A longstanding UMAYA ethos is that the lighting schemes we design and technology we specify be carefully integrated into the very fabric of the architecture and engineering systems we complement. As a result we continually educate ourselves in the evolution of luminaire product design. In this regard we’ve taken note of recent trends whereby acoustic management criteria are becoming part and parcel of a luminaire’s specifications. These days it is not uncommon for luminaire manufacturers to include sound attenuation materials and strategies as part of upcoming product design roadmaps, thus offering the lighting design community new tools empowering us to craft lighting with acoustic design. More and more manufacturers offer dedicated luminaire families wherein sound absorption materials are as essential as the lighting technology employed. UMAYA’s lighting designers are increasingly integrating sound mitigation strategies alongside lighting design schemes in conversations with clients.

Acoustics: A Quick Dive

Its safe to say that as A&E designers, most of us are creatures of habit. As much as we are collectively well intentioned in our desire to research new technologies, materials and methodologies for each unique project; the reality of work ensures that we often rely upon a regular and trusted chain of manufacturers, suppliers and products. In that sense it’s easy to appreciate why any given design stakeholder would select a favored marble wallcovering or mosaic flooring over less aesthetically exciting yet better sound-absorbing options.  The acoustical consequences of such choices; primarily reverberation, can often be dire; made all the worse in projects where the desire for ‘human-centricity’ is key. Reverberation or in lay-man’s terms, an unpleasantly prolonged echo, is quite a common design flaw with a significant negative impact on the health and well-being of users in a space.

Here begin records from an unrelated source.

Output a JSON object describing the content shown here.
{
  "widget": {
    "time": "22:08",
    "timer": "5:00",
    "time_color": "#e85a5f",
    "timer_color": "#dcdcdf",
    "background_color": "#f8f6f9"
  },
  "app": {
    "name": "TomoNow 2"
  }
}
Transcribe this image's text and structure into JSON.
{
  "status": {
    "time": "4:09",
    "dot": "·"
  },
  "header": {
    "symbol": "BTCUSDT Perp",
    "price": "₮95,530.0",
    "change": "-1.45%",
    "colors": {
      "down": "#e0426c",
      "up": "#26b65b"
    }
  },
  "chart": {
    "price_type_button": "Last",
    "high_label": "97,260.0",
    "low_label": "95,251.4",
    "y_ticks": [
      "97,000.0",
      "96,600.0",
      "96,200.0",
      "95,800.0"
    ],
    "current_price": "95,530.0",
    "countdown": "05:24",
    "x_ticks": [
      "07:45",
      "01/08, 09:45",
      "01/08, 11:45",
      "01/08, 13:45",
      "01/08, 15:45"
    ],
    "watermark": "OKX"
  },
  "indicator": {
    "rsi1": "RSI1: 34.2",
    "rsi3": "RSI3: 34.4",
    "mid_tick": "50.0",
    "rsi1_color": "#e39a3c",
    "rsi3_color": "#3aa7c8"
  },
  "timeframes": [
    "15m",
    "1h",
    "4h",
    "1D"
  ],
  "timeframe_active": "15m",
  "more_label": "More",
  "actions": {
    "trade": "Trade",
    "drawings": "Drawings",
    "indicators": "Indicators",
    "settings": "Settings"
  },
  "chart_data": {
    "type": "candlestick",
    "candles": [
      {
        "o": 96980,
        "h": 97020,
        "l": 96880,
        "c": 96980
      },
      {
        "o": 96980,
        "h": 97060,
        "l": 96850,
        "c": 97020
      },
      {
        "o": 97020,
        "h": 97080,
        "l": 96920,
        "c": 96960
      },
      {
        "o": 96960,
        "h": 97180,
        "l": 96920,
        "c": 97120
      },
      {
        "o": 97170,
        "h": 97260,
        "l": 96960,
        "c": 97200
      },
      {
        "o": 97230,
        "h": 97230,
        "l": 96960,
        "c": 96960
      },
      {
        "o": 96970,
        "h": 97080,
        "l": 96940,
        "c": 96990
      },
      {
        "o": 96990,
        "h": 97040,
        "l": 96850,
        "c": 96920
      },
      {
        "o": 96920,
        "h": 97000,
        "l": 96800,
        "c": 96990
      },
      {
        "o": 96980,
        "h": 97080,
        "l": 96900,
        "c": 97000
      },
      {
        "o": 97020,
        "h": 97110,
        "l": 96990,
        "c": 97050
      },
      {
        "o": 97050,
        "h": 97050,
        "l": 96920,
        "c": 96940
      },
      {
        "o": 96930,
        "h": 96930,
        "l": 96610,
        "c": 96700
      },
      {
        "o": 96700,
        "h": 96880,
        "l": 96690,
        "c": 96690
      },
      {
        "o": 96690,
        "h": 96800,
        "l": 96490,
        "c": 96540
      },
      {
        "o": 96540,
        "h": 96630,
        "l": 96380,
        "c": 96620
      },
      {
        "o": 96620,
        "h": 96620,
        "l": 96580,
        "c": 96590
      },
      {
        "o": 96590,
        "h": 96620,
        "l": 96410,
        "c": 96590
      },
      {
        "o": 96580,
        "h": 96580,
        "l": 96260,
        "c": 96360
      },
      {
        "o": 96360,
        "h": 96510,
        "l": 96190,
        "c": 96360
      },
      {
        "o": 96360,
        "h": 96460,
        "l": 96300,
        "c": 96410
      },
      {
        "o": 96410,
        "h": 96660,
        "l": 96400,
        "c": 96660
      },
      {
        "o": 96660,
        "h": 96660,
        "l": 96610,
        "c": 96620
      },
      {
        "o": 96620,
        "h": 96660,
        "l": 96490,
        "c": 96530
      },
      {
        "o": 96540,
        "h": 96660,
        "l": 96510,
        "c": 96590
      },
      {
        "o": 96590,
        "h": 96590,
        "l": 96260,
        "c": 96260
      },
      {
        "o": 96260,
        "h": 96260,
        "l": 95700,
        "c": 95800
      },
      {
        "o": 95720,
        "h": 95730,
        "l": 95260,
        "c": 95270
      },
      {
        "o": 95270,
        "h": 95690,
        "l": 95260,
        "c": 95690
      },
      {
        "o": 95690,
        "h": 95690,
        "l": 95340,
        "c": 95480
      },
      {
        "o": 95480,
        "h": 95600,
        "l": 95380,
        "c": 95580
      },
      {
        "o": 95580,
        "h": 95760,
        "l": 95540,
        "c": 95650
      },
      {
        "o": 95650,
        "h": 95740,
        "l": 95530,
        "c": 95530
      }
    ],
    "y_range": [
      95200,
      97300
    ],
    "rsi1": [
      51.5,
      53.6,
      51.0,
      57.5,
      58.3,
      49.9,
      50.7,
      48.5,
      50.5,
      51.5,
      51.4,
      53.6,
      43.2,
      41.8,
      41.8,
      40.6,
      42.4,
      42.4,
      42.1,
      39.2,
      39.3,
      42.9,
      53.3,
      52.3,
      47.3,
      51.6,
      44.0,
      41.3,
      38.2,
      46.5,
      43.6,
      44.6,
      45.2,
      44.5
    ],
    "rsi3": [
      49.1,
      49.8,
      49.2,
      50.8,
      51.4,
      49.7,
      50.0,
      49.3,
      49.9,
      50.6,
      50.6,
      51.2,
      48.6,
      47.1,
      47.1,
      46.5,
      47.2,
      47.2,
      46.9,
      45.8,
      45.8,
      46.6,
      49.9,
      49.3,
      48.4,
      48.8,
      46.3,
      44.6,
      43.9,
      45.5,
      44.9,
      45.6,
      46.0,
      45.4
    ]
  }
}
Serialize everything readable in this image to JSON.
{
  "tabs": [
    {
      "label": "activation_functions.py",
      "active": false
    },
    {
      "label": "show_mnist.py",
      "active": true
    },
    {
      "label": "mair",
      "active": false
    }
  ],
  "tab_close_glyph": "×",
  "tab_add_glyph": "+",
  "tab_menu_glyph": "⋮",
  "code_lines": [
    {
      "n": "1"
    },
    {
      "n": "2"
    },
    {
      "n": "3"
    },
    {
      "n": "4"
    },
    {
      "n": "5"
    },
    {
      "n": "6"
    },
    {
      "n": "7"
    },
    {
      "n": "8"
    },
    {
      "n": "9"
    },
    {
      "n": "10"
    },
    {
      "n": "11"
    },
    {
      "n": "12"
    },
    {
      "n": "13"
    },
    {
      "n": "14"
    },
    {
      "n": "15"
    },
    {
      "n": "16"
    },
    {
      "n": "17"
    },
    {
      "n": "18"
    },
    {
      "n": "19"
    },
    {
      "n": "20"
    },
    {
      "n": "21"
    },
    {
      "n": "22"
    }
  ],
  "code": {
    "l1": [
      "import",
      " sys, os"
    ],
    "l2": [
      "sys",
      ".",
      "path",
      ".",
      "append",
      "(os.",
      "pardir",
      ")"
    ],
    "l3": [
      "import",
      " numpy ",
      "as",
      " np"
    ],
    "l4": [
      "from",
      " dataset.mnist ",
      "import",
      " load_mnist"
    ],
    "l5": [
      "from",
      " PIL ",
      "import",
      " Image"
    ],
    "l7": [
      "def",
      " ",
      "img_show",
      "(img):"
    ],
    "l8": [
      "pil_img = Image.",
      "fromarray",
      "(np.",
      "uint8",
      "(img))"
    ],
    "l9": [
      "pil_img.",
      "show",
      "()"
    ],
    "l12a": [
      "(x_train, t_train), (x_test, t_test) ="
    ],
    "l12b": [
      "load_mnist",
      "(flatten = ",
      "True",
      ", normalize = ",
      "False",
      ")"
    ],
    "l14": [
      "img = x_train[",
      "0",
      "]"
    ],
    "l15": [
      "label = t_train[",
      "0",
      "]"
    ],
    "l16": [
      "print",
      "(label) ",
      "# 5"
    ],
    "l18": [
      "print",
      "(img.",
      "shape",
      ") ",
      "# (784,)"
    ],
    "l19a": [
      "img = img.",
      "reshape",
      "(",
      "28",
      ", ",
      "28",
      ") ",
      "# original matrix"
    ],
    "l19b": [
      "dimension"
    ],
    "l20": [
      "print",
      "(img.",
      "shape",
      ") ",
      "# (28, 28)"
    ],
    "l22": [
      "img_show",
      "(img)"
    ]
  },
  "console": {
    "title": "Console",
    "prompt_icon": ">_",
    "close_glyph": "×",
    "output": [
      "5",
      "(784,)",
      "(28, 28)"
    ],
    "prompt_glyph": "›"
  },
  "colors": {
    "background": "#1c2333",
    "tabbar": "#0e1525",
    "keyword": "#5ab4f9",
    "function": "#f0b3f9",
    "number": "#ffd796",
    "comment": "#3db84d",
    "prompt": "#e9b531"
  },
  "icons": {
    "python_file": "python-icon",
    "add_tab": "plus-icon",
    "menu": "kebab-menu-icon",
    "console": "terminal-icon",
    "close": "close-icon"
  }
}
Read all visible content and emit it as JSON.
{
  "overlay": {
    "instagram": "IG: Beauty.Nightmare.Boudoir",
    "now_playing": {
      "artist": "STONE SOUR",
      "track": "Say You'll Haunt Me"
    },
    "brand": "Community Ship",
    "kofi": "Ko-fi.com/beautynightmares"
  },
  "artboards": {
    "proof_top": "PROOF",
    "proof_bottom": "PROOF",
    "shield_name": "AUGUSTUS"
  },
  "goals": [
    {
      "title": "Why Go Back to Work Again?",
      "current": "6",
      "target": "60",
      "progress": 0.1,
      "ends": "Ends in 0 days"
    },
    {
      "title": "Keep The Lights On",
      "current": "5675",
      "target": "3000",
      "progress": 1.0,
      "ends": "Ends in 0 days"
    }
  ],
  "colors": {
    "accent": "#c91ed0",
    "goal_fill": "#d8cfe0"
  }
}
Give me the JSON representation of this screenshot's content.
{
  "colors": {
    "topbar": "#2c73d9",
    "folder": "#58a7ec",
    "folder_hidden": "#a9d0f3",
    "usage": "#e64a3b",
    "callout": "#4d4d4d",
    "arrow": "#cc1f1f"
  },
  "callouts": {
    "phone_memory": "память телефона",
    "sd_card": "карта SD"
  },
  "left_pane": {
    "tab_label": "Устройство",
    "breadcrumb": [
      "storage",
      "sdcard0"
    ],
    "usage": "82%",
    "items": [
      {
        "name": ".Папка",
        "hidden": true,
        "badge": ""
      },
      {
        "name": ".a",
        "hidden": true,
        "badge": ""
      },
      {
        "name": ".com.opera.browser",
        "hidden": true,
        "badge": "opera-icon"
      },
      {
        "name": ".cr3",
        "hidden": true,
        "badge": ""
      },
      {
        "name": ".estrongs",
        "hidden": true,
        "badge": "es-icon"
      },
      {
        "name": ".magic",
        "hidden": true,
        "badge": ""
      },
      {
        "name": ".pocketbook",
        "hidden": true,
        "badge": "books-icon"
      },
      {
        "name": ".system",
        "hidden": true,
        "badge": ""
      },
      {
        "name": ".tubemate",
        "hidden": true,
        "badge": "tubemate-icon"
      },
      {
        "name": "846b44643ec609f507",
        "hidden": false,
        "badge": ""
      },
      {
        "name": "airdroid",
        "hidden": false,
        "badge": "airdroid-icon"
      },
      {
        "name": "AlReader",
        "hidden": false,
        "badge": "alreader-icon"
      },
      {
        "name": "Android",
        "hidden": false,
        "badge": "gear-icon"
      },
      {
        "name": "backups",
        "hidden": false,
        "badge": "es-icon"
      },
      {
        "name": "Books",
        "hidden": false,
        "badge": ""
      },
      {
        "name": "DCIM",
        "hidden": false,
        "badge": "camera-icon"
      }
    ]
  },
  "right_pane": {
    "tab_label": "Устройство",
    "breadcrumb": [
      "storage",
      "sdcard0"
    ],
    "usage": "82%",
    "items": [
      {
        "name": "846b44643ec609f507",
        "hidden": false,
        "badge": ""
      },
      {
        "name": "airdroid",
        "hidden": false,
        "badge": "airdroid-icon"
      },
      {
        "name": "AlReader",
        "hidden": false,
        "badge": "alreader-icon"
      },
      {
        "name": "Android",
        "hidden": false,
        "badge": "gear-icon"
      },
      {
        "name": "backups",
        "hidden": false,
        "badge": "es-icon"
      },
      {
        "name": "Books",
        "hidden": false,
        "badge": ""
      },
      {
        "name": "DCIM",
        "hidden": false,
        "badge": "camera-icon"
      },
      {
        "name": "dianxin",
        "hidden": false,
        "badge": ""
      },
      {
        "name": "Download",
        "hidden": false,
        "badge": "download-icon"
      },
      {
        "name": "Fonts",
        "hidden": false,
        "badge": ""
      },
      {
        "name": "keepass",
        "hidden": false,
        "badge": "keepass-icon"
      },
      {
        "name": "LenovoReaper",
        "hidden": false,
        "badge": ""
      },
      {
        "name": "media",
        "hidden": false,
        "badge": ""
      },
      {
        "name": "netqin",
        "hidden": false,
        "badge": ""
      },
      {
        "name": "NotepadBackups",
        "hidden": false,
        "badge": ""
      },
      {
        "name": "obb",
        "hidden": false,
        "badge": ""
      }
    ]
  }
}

Think of the lack of understanding, therefore frustration and accordingly loss of interest students experience in an auditorium having a low speech intelligibility index, resulting in a lecture barely being intelligible. We can all remember moments where we’ve raised our voices excessively and continuously in a bustling restaurant or a busy open office environment in an effort to make ourselves heard. Numerous studies have linked poor lighting and/or acoustics directly to high blood-pressure, depression, distraction and ultimately low-productivity. Post-project completion, negative acoustic scenarios can be resolved through the introduction of superficial sound dampening wallcoverings, ceiling tiles and in some cases even by pumping in ‘white noise’ to match the frequency of the dominant reverberation in a space. Yet these emergency solutions are often costly and aesthetically unappealing. They only cover up a problem that could have been dealt with more consideration early-on in the design process.


Case Study

It seems that owners and developers are beginning to take heed with an increasing number of projects within UMAYA’s pipeline mandating global certifications that require adherence to specific lighting and acoustic design considerations. Certifications such as the WELL Building Standard™ (WELL) and the Leadership in Energy and Environmental Design™ (LEED®) provide clear guidelines and recommendations to mitigate the negative impact of poor lighting and acoustic design.

A recent project showcasing UMAYA’s dual service ‘Lighting & Acoustic’ design methodology is the Zayed University’s Innovation Center. This particular project brief demanded a relatively high open ceiling system, devoid of a false ceiling. The brief was to ‘occupy’ the space in the ceiling void with high-performance decorative lighting pendants that would reduce sound reverberation travelling through the higher portion of the ceiling void. In concert with the interior design team, we designed a lighting scheme relying upon sound mitigating architectural lighting pendants. The resulting solution not only delivered the layers of light our design required yet also resulted in a much-enhanced acoustic scenario. Just as interestingly, the final scheme also considered elements of biophilic design principles through the specification of decorative lighting pendants integrating sound absorbent moss as the primary visual material.



At our core, UMAYA will always focus on delivering a superior lighting design experience. Yet as part of this endeavor we aim to exceed our value to project stakeholders through imparting our knowledge of acoustics. With contemporary lighting manufacturers offering more diverse products portfolios; flexible in form, function and material technology, the basket of potential dual lighting and acoustic tools at our disposal is unparalleled relative to only a few short years ago. It’s an exciting prospect knowing that our fused expertise of the two ‘invisible’ dimensions of architecture; lighting and acoustics, will be applied to a host of upcoming cross-sector A&E design opportunities.